The defendant contends that the verdict was against the weight of the evidence due to, among other things, the testimony of the arresting police officer concerning his ability to see the defendant holding and then tossing a gun, which the defendant contends is both implausible and inconsistent with that of another police witness. The defendant also points to other alleged discrepancies in the People's proof, including the failure to recover diamond earrings taken from a complainant. In fulfilling our responsibility to conduct an independent review of the weight of the evidence (see CPL 470.15[5] ; People v. Danielson, 9 N.Y.3d 342, 348, 849 N.Y.S.2d 480, 880 N.E.2d 1 ), we nevertheless accord great deference to the jury's opportunity to view the witnesses, hear the testimony, and observe demeanor (see People v. Mateo, 2 N.Y.3d 383, 779 N.Y.S.2d 399, 811 N.E.2d 1053 ; People v. Bleakley, 69 N.Y.2d 490, 495, 515 N.Y.S.2d 761, 508 N.E.2d 672 ). Upon reviewing the record here, we are satisfied that the verdict was not against the weight of the evidence (see People v. Lucas, 111 A.D.3d 763, 974 N.Y.S.2d 805 ).
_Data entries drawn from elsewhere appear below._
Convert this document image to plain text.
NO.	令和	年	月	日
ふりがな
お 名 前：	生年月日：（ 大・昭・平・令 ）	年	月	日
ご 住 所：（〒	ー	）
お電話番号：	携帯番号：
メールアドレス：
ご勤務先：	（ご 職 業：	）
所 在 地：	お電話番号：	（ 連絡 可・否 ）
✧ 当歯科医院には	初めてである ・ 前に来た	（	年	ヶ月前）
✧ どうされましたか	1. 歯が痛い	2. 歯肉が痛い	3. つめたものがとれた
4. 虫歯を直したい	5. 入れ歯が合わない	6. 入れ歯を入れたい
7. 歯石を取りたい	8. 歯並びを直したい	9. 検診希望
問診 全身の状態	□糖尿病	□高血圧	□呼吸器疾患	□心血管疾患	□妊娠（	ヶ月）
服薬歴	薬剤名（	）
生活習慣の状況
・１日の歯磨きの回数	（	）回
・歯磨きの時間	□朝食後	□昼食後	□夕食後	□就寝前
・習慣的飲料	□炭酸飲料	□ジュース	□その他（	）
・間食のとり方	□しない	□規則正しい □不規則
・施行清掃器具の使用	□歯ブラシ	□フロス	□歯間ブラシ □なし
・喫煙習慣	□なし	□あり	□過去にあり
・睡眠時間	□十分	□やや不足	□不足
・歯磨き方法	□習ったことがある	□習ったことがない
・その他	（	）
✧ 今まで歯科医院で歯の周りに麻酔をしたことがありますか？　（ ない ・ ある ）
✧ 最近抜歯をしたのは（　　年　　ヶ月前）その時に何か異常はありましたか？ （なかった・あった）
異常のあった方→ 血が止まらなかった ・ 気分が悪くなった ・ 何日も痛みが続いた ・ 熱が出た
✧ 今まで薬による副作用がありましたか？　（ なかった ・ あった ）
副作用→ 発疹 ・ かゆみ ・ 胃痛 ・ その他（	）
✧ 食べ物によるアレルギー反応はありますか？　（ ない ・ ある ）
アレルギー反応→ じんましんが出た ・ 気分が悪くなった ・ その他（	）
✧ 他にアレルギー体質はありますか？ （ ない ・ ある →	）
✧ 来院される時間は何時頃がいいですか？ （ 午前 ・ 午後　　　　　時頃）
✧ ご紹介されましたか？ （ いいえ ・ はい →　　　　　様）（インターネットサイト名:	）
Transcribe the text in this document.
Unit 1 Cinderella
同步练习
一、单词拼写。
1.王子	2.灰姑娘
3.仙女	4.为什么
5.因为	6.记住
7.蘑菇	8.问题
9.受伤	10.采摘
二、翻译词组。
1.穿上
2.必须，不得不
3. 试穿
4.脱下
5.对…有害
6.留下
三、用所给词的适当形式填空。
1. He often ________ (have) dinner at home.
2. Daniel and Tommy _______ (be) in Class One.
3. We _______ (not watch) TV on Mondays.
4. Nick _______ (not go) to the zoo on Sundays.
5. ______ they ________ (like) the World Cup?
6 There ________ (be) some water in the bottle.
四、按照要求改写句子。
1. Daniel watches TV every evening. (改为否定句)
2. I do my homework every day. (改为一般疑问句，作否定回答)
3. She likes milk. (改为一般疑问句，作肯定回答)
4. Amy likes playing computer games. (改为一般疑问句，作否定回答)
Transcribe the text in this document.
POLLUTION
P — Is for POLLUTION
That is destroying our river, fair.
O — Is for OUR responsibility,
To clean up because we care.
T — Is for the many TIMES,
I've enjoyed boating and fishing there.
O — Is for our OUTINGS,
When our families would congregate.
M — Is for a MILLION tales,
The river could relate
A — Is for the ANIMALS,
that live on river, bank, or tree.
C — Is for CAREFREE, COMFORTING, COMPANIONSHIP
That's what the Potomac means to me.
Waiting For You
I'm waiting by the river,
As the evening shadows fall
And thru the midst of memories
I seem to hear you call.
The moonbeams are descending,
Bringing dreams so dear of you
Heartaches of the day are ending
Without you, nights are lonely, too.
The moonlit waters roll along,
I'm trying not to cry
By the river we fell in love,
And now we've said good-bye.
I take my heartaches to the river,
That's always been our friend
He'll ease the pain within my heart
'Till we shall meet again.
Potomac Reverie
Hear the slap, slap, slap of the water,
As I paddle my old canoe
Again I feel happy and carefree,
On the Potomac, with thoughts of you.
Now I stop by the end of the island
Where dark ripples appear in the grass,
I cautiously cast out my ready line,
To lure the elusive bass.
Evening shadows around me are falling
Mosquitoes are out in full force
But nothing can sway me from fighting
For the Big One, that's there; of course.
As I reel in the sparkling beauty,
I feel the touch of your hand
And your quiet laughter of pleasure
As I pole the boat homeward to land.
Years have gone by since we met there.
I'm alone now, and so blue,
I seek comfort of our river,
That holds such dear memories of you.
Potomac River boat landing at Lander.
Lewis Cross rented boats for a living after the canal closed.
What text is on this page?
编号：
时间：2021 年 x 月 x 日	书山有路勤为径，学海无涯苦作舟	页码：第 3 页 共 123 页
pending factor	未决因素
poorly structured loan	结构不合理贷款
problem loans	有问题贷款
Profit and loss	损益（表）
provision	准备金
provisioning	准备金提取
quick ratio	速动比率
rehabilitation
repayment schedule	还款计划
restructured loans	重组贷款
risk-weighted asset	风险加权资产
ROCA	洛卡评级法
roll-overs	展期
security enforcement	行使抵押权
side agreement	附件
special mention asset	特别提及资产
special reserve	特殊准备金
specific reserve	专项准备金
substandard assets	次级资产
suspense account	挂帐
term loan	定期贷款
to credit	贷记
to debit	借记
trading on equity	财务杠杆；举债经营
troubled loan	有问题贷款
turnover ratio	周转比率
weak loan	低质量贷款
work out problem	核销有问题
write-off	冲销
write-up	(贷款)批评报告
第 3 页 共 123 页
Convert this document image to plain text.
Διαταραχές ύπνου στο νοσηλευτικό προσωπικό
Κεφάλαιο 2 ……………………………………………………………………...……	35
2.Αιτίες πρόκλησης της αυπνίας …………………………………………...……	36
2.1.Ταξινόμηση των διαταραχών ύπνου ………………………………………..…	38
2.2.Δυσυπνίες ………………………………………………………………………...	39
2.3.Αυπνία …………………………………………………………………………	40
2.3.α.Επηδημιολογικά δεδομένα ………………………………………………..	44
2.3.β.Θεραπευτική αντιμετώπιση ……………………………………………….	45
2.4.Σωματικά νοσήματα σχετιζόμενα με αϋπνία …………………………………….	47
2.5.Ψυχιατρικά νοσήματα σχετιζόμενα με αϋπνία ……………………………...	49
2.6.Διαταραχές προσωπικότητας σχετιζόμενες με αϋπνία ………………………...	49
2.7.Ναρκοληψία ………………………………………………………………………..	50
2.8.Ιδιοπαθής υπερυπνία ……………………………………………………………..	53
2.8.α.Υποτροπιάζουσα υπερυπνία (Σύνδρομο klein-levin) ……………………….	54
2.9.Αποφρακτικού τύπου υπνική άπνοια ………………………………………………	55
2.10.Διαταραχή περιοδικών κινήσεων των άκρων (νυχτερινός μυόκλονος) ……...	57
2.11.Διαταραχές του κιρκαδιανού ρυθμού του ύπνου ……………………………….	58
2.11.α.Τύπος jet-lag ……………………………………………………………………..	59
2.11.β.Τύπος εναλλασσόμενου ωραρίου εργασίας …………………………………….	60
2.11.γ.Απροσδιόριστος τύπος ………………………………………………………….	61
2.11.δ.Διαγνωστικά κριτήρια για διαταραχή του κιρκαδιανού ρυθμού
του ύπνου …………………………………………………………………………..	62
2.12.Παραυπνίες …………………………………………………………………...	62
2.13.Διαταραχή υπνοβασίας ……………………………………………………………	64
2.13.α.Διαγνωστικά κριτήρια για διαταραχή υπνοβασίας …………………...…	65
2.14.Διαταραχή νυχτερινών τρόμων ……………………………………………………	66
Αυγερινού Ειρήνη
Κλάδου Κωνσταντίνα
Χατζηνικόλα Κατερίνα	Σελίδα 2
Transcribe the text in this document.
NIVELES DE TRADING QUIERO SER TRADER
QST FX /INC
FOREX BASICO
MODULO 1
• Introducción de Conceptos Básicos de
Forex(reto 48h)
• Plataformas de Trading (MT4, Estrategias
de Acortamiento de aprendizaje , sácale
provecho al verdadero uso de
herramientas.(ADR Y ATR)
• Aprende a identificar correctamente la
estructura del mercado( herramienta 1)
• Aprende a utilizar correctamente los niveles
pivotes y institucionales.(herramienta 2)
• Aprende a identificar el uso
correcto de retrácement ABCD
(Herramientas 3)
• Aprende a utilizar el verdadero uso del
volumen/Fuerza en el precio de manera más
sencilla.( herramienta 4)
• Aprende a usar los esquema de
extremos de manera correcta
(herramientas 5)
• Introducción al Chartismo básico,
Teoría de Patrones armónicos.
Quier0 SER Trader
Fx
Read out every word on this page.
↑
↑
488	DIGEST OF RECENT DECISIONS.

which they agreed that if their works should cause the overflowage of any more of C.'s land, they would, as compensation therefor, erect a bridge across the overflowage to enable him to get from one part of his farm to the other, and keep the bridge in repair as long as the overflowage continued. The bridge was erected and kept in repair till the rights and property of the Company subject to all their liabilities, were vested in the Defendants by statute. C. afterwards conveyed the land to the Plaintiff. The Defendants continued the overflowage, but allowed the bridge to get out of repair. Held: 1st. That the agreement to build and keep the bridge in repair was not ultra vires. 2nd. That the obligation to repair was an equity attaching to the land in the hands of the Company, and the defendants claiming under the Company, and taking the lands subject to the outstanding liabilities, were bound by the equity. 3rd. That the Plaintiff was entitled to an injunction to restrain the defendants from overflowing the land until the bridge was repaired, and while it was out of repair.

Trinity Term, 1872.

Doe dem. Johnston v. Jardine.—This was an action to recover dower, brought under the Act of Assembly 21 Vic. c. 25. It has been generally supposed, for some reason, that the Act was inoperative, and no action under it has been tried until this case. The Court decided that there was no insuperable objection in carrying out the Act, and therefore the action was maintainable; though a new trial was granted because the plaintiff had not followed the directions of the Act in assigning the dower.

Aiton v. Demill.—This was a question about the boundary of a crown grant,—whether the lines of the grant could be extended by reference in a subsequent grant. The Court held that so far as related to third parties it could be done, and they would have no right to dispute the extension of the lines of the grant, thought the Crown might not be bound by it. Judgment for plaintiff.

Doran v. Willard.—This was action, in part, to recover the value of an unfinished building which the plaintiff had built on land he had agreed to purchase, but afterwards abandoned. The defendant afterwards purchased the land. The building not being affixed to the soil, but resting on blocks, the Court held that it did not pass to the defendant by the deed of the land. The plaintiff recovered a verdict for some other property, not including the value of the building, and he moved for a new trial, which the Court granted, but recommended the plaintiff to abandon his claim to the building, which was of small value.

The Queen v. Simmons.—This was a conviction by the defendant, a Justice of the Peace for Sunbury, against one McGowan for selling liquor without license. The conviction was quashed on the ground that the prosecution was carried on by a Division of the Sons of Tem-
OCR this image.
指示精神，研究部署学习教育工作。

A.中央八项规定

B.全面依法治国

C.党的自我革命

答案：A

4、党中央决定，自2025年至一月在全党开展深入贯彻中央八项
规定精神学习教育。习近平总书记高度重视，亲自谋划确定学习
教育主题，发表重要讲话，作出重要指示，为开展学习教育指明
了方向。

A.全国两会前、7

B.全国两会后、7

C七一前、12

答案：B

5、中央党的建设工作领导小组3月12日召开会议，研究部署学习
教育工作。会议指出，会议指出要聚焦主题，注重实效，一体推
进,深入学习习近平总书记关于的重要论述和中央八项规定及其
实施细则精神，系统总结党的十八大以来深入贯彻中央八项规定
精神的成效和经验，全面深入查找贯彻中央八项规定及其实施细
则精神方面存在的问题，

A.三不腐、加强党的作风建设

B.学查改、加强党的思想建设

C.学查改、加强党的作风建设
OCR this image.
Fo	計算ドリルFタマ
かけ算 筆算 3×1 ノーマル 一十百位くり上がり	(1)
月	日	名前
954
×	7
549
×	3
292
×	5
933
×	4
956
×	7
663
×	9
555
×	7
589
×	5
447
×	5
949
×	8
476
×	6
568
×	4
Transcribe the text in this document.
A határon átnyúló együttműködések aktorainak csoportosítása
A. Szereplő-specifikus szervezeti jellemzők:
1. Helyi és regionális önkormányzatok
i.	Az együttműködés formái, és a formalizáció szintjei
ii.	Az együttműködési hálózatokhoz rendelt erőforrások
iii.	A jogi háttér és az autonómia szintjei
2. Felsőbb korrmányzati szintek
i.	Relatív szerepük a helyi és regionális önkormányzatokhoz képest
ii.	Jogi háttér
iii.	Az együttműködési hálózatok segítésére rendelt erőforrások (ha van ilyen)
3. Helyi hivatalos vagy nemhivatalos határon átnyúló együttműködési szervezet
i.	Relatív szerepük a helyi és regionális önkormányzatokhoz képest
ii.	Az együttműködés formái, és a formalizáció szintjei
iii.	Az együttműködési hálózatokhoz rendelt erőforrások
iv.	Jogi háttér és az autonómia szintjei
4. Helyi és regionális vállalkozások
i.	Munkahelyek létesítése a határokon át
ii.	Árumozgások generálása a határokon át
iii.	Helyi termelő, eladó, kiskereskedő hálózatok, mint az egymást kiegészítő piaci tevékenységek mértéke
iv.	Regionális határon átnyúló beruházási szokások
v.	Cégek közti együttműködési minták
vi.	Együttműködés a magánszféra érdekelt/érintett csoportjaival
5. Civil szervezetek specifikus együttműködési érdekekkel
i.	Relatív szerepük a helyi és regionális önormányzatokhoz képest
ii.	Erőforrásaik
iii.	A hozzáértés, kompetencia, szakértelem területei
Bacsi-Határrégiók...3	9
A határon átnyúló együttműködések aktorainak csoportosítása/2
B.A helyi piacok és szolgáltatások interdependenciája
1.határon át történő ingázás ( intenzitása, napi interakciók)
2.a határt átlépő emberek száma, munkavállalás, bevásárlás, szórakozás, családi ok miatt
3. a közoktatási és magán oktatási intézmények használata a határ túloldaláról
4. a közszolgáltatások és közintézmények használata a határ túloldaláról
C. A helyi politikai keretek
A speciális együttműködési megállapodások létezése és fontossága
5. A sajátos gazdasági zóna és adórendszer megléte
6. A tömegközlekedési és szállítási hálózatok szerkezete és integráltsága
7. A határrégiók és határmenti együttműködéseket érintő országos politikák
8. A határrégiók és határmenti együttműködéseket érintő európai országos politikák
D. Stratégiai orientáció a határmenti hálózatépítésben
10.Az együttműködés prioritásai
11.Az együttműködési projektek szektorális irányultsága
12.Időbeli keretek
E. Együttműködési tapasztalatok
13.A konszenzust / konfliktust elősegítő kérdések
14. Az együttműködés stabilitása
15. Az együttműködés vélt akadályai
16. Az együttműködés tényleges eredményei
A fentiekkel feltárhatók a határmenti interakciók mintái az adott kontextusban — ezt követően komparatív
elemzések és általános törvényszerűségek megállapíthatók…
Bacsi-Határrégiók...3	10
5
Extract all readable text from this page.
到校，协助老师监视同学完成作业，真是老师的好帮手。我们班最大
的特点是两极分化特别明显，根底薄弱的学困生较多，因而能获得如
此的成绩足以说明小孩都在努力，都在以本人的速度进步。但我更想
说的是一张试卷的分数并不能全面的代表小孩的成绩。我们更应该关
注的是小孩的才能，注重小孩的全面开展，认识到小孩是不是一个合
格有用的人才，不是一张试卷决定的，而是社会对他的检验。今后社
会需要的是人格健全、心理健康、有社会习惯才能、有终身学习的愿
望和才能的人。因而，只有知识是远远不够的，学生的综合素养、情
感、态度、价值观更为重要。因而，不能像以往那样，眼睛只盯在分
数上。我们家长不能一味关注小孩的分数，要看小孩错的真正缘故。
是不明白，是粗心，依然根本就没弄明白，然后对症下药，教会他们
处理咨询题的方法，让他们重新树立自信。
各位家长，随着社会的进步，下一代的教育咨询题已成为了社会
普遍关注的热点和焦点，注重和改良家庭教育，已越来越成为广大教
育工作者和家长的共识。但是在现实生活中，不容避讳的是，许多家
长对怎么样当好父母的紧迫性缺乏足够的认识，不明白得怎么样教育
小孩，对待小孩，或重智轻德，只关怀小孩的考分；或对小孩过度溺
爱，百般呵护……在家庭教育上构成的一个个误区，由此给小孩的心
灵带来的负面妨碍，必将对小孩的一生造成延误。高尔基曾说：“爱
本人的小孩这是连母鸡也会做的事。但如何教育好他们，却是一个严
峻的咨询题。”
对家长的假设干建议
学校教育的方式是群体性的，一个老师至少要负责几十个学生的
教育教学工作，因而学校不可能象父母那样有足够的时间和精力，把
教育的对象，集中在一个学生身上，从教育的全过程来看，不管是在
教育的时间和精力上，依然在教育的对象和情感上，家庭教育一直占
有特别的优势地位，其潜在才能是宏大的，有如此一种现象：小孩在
The defendant's general one-word objection to the challenged comments made by the prosecutor on summation did not preserve the specific claims now raised on appeal (see People v. Floyd, 97 A.D.3d 837, 948 N.Y.S.2d 683 ), inter alia, that the prosecutor improperly shifted the burden of proof to the defendant and relied on facts not in evidence. In any event, the comments were either fair comment on the evidence or the inferences to be drawn therefrom (see People v. Ashwal, 39 N.Y.2d 105, 383 N.Y.S.2d 204, 347 N.E.2d 564 ), responsive to arguments and theories presented on the defense summation (see People v. Galloway, 54 N.Y.2d 396, 446 N.Y.S.2d 9, 430 N.E.2d 885 ) or harmless under the circumstances (see People v. Crimmins, 36 N.Y.2d 230, 367 N.Y.S.2d 213, 326 N.E.2d 787 ). Moreover, the comments did not constitute an impermissible effort to shift the burden of proof (see People v. Peters, 98 A.D.3d 587, 589, 949 N.Y.S.2d 491 ).
The defendant's contention that certain counts in the indictment were multiplicitous is unpreserved for appellate review (see People v. Allen, 24 N.Y.3d 441, 448–450, 999 N.Y.S.2d 350, 24 N.E.3d 586 ; People v. Cruz, 96 N.Y.2d 857, 730 N.Y.S.2d 29, 754 N.E.2d 1112 ), and, in any event, without merit.